Harris v. Nelson

PETITIONER: Harris
RESPONDENT: Nelson
LOCATION: United States District Court for the District of Columbia

DOCKET NO.: 199
DECIDED BY: Warren Court (1967-1969)
LOWER COURT: United States Court of Appeals for the Ninth Circuit

CITATION: 394 US 286 (1969)
ARGUED: Dec 09, 1968
DECIDED: Mar 24, 1969

Facts of the case

Question

Media for Harris v. Nelson

Audio Transcription for Oral Argument - December 09, 1968 in Harris v. Nelson

Earl Warren:

Number 199, George B. Harris, Judge of United States District Court for the Northern District of California, petitioner, versus Louis S. Nelson, Warden.

Mr. Pottinger.

J. Stanley Pottinger:

Mr. Chief Justice and may it please the Court.

This case presents the question of whether or not a District Court has the power or the authority to order the use of discovery interrogatories in a habeas corpus proceeding.

This particular question stems from a habeas corpus proceeding below, instituted by the petitioner, Mr. Alfred Walker.

Mr. Walker was arrested and his premises were searched on the basis, and solely on the basis, of information supplied to the Oakland police officers by an informant, a lady named Ms. Frances Jenkins.

The record indicated, however, so serious a question as to the reliability of the informant which is a sole basis which could sustain -- constitutionally sustain probable cause.

The Chief Judge Harris ordered counsel to be appointed in an evidentiary hearing in this sole question to be held.

Shortly prior to the evidentiary hearing, petitioner Walker propounded a short set of interrogatories to the respondent inquiring into the possible record that would either establish her reliability or unreliability on the part of the informant.

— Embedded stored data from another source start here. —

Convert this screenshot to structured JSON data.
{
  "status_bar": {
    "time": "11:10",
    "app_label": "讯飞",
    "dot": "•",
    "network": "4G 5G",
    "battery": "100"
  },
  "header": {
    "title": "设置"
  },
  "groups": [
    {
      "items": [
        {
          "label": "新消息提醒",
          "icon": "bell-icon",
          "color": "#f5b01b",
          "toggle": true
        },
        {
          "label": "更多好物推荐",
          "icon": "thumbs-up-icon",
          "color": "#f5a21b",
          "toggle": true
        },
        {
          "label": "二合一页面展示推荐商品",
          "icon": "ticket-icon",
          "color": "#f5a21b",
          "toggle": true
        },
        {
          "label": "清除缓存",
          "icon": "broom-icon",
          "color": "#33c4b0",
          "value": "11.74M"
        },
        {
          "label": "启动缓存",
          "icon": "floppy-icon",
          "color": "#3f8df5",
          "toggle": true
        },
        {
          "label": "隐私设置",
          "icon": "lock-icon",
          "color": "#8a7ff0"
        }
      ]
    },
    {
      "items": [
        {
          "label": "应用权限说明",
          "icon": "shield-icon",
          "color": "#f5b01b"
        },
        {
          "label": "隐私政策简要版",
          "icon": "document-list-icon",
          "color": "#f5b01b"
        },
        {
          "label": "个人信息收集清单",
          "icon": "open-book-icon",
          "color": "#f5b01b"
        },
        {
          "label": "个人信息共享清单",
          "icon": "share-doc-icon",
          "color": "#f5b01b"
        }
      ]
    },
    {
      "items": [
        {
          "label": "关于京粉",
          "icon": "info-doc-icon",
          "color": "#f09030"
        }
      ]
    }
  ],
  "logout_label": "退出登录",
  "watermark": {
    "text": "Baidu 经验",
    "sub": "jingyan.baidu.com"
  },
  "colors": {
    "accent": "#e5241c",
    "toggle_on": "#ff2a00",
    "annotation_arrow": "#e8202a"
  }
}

The respondent objected to these interrogatories not on the ground that they were inappropriate, but on the ground that the District Court had no authority for permitting their use in a habeas corpus proceeding.

The matter was argued and Chief Judge Harris ordered answers to the interrogatories.

The respondent immediately sought leave to file a petition for mandamus or prohibition in the Ninth Circuit, and such leave was granted, thereby, postponing the evidentiary hearing.

The matter then was briefed and argued in the Ninth Circuit and the Ninth Circuit Court of Appeals did, in fact, enter an order vacating the Chief Judge Harris' order.

Petitioner Harris then petitioned for writ of certiorari in the cases now before you on a writ which issued to the Ninth Circuit.

In considering any applicability of discovery procedures to habeas corpus, I think it's essential to bear in mind one indisputable premise, and that is that the constitutional and historic validity of the writ of habeas corpus today depends, on a large part, upon the District Court's ability to fulfill its duty to inquire into disputed issues of fact.

As this Court stated in the landmark case of Townsend against Sain, the determinations of fact issues and habeas proceedings today is the typical and not the rare case.

By giving this duty, the question arises in this case and in other habeas proceedings as to what rules, what guidelines, and what procedures a District Court could look to in order to fulfill this fact finding task.

We have suggested two basic guidelines, two basic areas, two grounds which the Court might look to.

The first is the application of suitable or appropriate federal rules of civil procedure and the second is an application of appropriate procedures pursuant to the Court's inherent power.

I should first like to discuss the applicability of the federal rules of civil procedure since we believe that the controlling rule, that is Rule 81 (a) (2), support such an application and because we believe that an application of appropriate rules is preferable and clearly preferable to a use of procedures pursuant to the Court's inherent power.

Abe Fortas:

May I ask you whether there's any indication on the record here as to which theory the District Court used in ordering that the interrogatories be answered?

J. Stanley Pottinger:

No, there is not, Mr. Justice Fortas.

Abe Fortas:

You don't know as we --

J. Stanley Pottinger:

No --

Abe Fortas:

In this case, whether that the Court felt compelled to do so by the rules or whether the Court was acting as a matter discretionary power?

J. Stanley Pottinger:

No, there is no indication whatsoever.

All that we can surmise from the record is that the interrogatories were initially propounded pursuant to federal rules.

However, at the argument on this matter, the Court did not make a ruling on the federal rules.

The Court did take the matter under submission rather than ruling from the bench, and when the order of the Court was entered, it deleted any reference to the federal rules.

The order simply states that interrogatories are to be answered, and it did not say pursuant to the federal rules or pursuant to inherent power.